Şimdilerde toplumsal cinsiyet eşitliğinin yerine daha geniş kapsamlı olarak önerilen toplumsal adalet kavramının ise, kadınlar ve LGBTİ bireyler için ne ifade ettiği muğlaktır. Aile içinde, toplumsal yaşamda, ekonomik döngüde, siyasette ne kadar yer alabileceği, bunun yeterli olup olmadığı konularındaki değerlendirme, varsayımları/ön kabulleri uygulayana (egemene) göre değişebilecektir.
Kadın ve erkeğin birbirini tamamlayan bir bütün olduğu, ev içi- ev dışı rol dağılımının bu paylaşımı yansıttığını, tanımlanmış kadınlık/erkeklik rol ve görevlerinin varlığı, işbölümü açısından farklılıkların doğal olduğunu vb. kabulün kadın, erkek ve LGBTİ bireyler açısından eşitsizliği meşrulaştıracağı, bu eşitsizliğin de adaletsizliğin maddi ve düşünsel temelini oluşturacağı çok açıktır.
Bu tür kavramsal tartışmalar, akademik çalışmaların “toplumsal değerler ve kabullerle mütenasip olması” hedefleri; Kadın Sorunlarını Araştırma ve Uygulama Merkezlerinde açılacak derslerin, yapılacak araştırmaların, yazılacak tezlerin çerçevesinin egemen muhafazakar erkeklik tarafından belirlenmesi anlamına gelecektir.

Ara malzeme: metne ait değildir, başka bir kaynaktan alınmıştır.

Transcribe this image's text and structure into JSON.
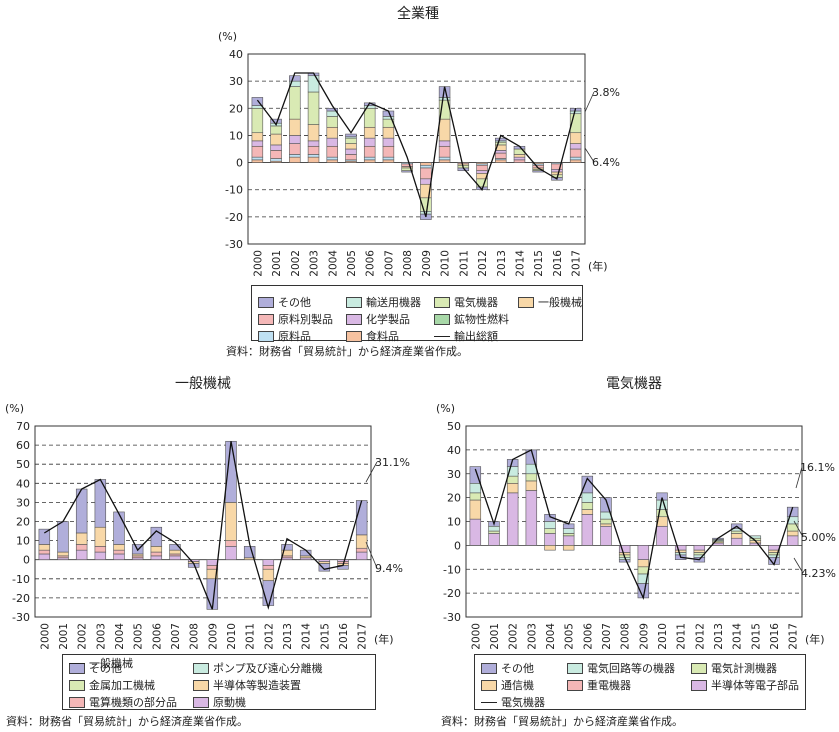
{
  "chart_data": [
    {
      "type": "bar",
      "stacked": true,
      "title": "全業種",
      "ylabel": "(%)",
      "xunit": "(年)",
      "ylim": [
        -30,
        40
      ],
      "yticks": [
        -30,
        -20,
        -10,
        0,
        10,
        20,
        30,
        40
      ],
      "grid": "dashed horizontal",
      "categories": [
        "2000",
        "2001",
        "2002",
        "2003",
        "2004",
        "2005",
        "2006",
        "2007",
        "2008",
        "2009",
        "2010",
        "2011",
        "2012",
        "2013",
        "2014",
        "2015",
        "2016",
        "2017"
      ],
      "series": [
        {
          "name": "食料品",
          "color": "#f6c2a0",
          "values": [
            1,
            0.5,
            2,
            2,
            1,
            0.5,
            1,
            1,
            0,
            -1,
            1,
            0,
            -0.5,
            1,
            0,
            -0.5,
            0,
            1
          ]
        },
        {
          "name": "原料品",
          "color": "#bfe0f2",
          "values": [
            1,
            1,
            1,
            1,
            1,
            0.5,
            1,
            1,
            -0.5,
            -1,
            1,
            0,
            -0.5,
            0.5,
            0,
            -0.5,
            -0.5,
            1
          ]
        },
        {
          "name": "原料別製品",
          "color": "#f4b7b7",
          "values": [
            4,
            3,
            4,
            3,
            4,
            2,
            4,
            4,
            -1,
            -4,
            4,
            -0.5,
            -2,
            2,
            1,
            -1,
            -2,
            3
          ]
        },
        {
          "name": "化学製品",
          "color": "#d9b8e4",
          "values": [
            2,
            2,
            3,
            2,
            3,
            2,
            3,
            3,
            0,
            -2,
            2,
            0,
            -1,
            1,
            1,
            0,
            -1,
            2
          ]
        },
        {
          "name": "一般機械",
          "color": "#f8d8a8",
          "values": [
            3,
            4,
            6,
            6,
            4,
            2,
            4,
            4,
            -0.5,
            -5,
            8,
            -0.5,
            -2,
            2,
            1,
            -0.5,
            -1,
            4
          ]
        },
        {
          "name": "電気機器",
          "color": "#d9eab4",
          "values": [
            9,
            3,
            12,
            12,
            4,
            2,
            7,
            3,
            -1,
            -5,
            7,
            -1,
            -3,
            1,
            2,
            -0.5,
            -1,
            7
          ]
        },
        {
          "name": "輸送用機器",
          "color": "#c9ebe0",
          "values": [
            1,
            1,
            2,
            6,
            2,
            0.5,
            1,
            1,
            0,
            -1,
            1,
            0,
            0,
            0.5,
            0,
            0,
            0,
            1
          ]
        },
        {
          "name": "鉱物性燃料",
          "color": "#a8d8a8",
          "values": [
            0,
            0,
            0,
            0,
            0,
            0,
            0,
            0,
            0,
            0,
            0,
            0,
            0,
            0,
            0,
            0,
            0,
            0
          ]
        },
        {
          "name": "その他",
          "color": "#b0aeda",
          "values": [
            3,
            1.5,
            2,
            1,
            1,
            1,
            1,
            2,
            -0.5,
            -2,
            4,
            -1,
            -1,
            1,
            1,
            -0.5,
            -1,
            1
          ]
        }
      ],
      "line": {
        "name": "輸出総額",
        "values": [
          23,
          14,
          33,
          33,
          21,
          11,
          22,
          19,
          2,
          -20,
          28,
          -2,
          -10,
          10,
          6,
          -2,
          -6,
          20
        ]
      },
      "annotations": [
        "3.8%",
        "6.4%"
      ],
      "legend": [
        "その他",
        "輸送用機器",
        "電気機器",
        "一般機械",
        "原料別製品",
        "化学製品",
        "鉱物性燃料",
        "原料品",
        "食料品",
        "輸出総額"
      ]
    },
    {
      "type": "bar",
      "stacked": true,
      "title": "一般機械",
      "ylabel": "(%)",
      "xunit": "(年)",
      "ylim": [
        -30,
        70
      ],
      "yticks": [
        -30,
        -20,
        -10,
        0,
        10,
        20,
        30,
        40,
        50,
        60,
        70
      ],
      "grid": "dashed horizontal",
      "categories": [
        "2000",
        "2001",
        "2002",
        "2003",
        "2004",
        "2005",
        "2006",
        "2007",
        "2008",
        "2009",
        "2010",
        "2011",
        "2012",
        "2013",
        "2014",
        "2015",
        "2016",
        "2017"
      ],
      "series": [
        {
          "name": "原動機",
          "color": "#d9b8e4",
          "values": [
            3,
            1,
            5,
            4,
            3,
            1,
            2,
            2,
            -1,
            -3,
            7,
            0,
            -3,
            1,
            1,
            -1,
            -1,
            4
          ]
        },
        {
          "name": "電算機類の部分品",
          "color": "#f4b7b7",
          "values": [
            2,
            1,
            3,
            3,
            2,
            1,
            2,
            1,
            0,
            -2,
            3,
            0,
            -2,
            1,
            0,
            0,
            -1,
            2
          ]
        },
        {
          "name": "金属加工機械",
          "color": "#d9eab4",
          "values": [
            0,
            0,
            0,
            0,
            0,
            0,
            0,
            0,
            0,
            0,
            0,
            0,
            0,
            0,
            0,
            0,
            0,
            0
          ]
        },
        {
          "name": "半導体等製造装置",
          "color": "#f8d8a8",
          "values": [
            3,
            2,
            6,
            10,
            3,
            1,
            3,
            2,
            -1,
            -5,
            20,
            1,
            -6,
            3,
            1,
            -1,
            -1,
            7
          ]
        },
        {
          "name": "ポンプ及び遠心分離機",
          "color": "#c9ebe0",
          "values": [
            0,
            0,
            0,
            0,
            0,
            0,
            0,
            0,
            0,
            0,
            0,
            0,
            0,
            0,
            0,
            0,
            0,
            0
          ]
        },
        {
          "name": "その他",
          "color": "#b0aeda",
          "values": [
            8,
            16,
            23,
            25,
            17,
            5,
            10,
            3,
            -2,
            -16,
            32,
            6,
            -13,
            3,
            3,
            -4,
            -2,
            18
          ]
        }
      ],
      "line": {
        "name": "一般機械",
        "values": [
          14,
          20,
          37,
          42,
          24,
          5,
          15,
          9,
          -2,
          -26,
          62,
          8,
          -25,
          11,
          5,
          -5,
          -3,
          31
        ]
      },
      "annotations": [
        "31.1%",
        "9.4%"
      ],
      "legend": [
        "その他",
        "ポンプ及び遠心分離機",
        "金属加工機械",
        "半導体等製造装置",
        "電算機類の部分品",
        "原動機",
        "一般機械"
      ]
    },
    {
      "type": "bar",
      "stacked": true,
      "title": "電気機器",
      "ylabel": "(%)",
      "xunit": "(年)",
      "ylim": [
        -30,
        50
      ],
      "yticks": [
        -30,
        -20,
        -10,
        0,
        10,
        20,
        30,
        40,
        50
      ],
      "grid": "dashed horizontal",
      "categories": [
        "2000",
        "2001",
        "2002",
        "2003",
        "2004",
        "2005",
        "2006",
        "2007",
        "2008",
        "2009",
        "2010",
        "2011",
        "2012",
        "2013",
        "2014",
        "2015",
        "2016",
        "2017"
      ],
      "series": [
        {
          "name": "半導体等電子部品",
          "color": "#d9b8e4",
          "values": [
            11,
            5,
            22,
            23,
            5,
            4,
            13,
            8,
            -3,
            -6,
            8,
            -2,
            -2,
            1,
            3,
            1,
            -2,
            4
          ]
        },
        {
          "name": "重電機器",
          "color": "#f4b7b7",
          "values": [
            0,
            0,
            0,
            0,
            0,
            0,
            0,
            0,
            0,
            0,
            0,
            0,
            0,
            0,
            0,
            0,
            0,
            0
          ]
        },
        {
          "name": "通信機",
          "color": "#f8d8a8",
          "values": [
            8,
            0,
            4,
            4,
            -2,
            -2,
            2,
            1,
            -1,
            -3,
            4,
            -1,
            -1,
            0.5,
            2,
            1,
            -1,
            2
          ]
        },
        {
          "name": "電気計測機器",
          "color": "#d9eab4",
          "values": [
            3,
            1,
            3,
            3,
            2,
            1,
            3,
            2,
            -1,
            -3,
            3,
            0,
            -1,
            0.5,
            1,
            1,
            -1,
            3
          ]
        },
        {
          "name": "電気回路等の機器",
          "color": "#c9ebe0",
          "values": [
            4,
            2,
            4,
            4,
            3,
            2,
            4,
            3,
            -1,
            -4,
            4,
            -1,
            -1,
            0.5,
            1,
            1,
            -1,
            3
          ]
        },
        {
          "name": "その他",
          "color": "#b0aeda",
          "values": [
            7,
            2,
            3,
            6,
            3,
            2,
            7,
            6,
            -1,
            -6,
            3,
            -2,
            -2,
            0.5,
            2,
            0,
            -3,
            4
          ]
        }
      ],
      "line": {
        "name": "電気機器",
        "values": [
          32,
          9,
          36,
          40,
          12,
          9,
          28,
          19,
          -5,
          -22,
          20,
          -5,
          -6,
          3,
          8,
          2,
          -8,
          16
        ]
      },
      "annotations": [
        "16.1%",
        "5.00%",
        "4.23%"
      ],
      "legend": [
        "その他",
        "電気回路等の機器",
        "電気計測機器",
        "通信機",
        "重電機器",
        "半導体等電子部品",
        "電気機器"
      ]
    }
  ],
  "legends": [
    {
      "items": [
        {
          "label": "その他",
          "color": "#b0aeda"
        },
        {
          "label": "輸送用機器",
          "color": "#c9ebe0"
        },
        {
          "label": "電気機器",
          "color": "#d9eab4"
        },
        {
          "label": "一般機械",
          "color": "#f8d8a8"
        },
        {
          "label": "原料別製品",
          "color": "#f4b7b7"
        },
        {
          "label": "化学製品",
          "color": "#d9b8e4"
        },
        {
          "label": "鉱物性燃料",
          "color": "#a8d8a8"
        },
        {
          "label": "",
          "color": ""
        },
        {
          "label": "原料品",
          "color": "#bfe0f2"
        },
        {
          "label": "食料品",
          "color": "#f6c2a0"
        },
        {
          "label": "輸出総額",
          "color": "",
          "line": true
        }
      ]
    },
    {
      "items": [
        {
          "label": "その他",
          "color": "#b0aeda"
        },
        {
          "label": "ポンプ及び遠心分離機",
          "color": "#c9ebe0"
        },
        {
          "label": "金属加工機械",
          "color": "#d9eab4"
        },
        {
          "label": "半導体等製造装置",
          "color": "#f8d8a8"
        },
        {
          "label": "電算機類の部分品",
          "color": "#f4b7b7"
        },
        {
          "label": "原動機",
          "color": "#d9b8e4"
        },
        {
          "label": "一般機械",
          "color": "",
          "line": true
        }
      ]
    },
    {
      "items": [
        {
          "label": "その他",
          "color": "#b0aeda"
        },
        {
          "label": "電気回路等の機器",
          "color": "#c9ebe0"
        },
        {
          "label": "電気計測機器",
          "color": "#d9eab4"
        },
        {
          "label": "通信機",
          "color": "#f8d8a8"
        },
        {
          "label": "重電機器",
          "color": "#f4b7b7"
        },
        {
          "label": "半導体等電子部品",
          "color": "#d9b8e4"
        },
        {
          "label": "電気機器",
          "color": "",
          "line": true
        }
      ]
    }
  ],
  "sources": [
    "資料：財務省「貿易統計」から経済産業省作成。",
    "資料：財務省「貿易統計」から経済産業省作成。",
    "資料：財務省「貿易統計」から経済産業省作成。"
  ]
}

Kavramlar üzerinden yapılacak tartışmalarla kadın hareketinin kazanımlarının kısıtlanması tehlikesi ile karşı karşıyayız. Bu nedenle toplumsal cinsiyet eşitliği ve toplumsal cinsiyet adaleti kavramlarını birbirini bütünleştiren, kuvvetlendiren iki kavram olduğunu değerlendirip, yasalar ve uluslararası sözleşmelerle güvence altına alınmış haklarımızın korunması, daha da artırılması ve uygulama alanlarını genişletme mücadelesini sürdüreceğiz. (AGY/HK)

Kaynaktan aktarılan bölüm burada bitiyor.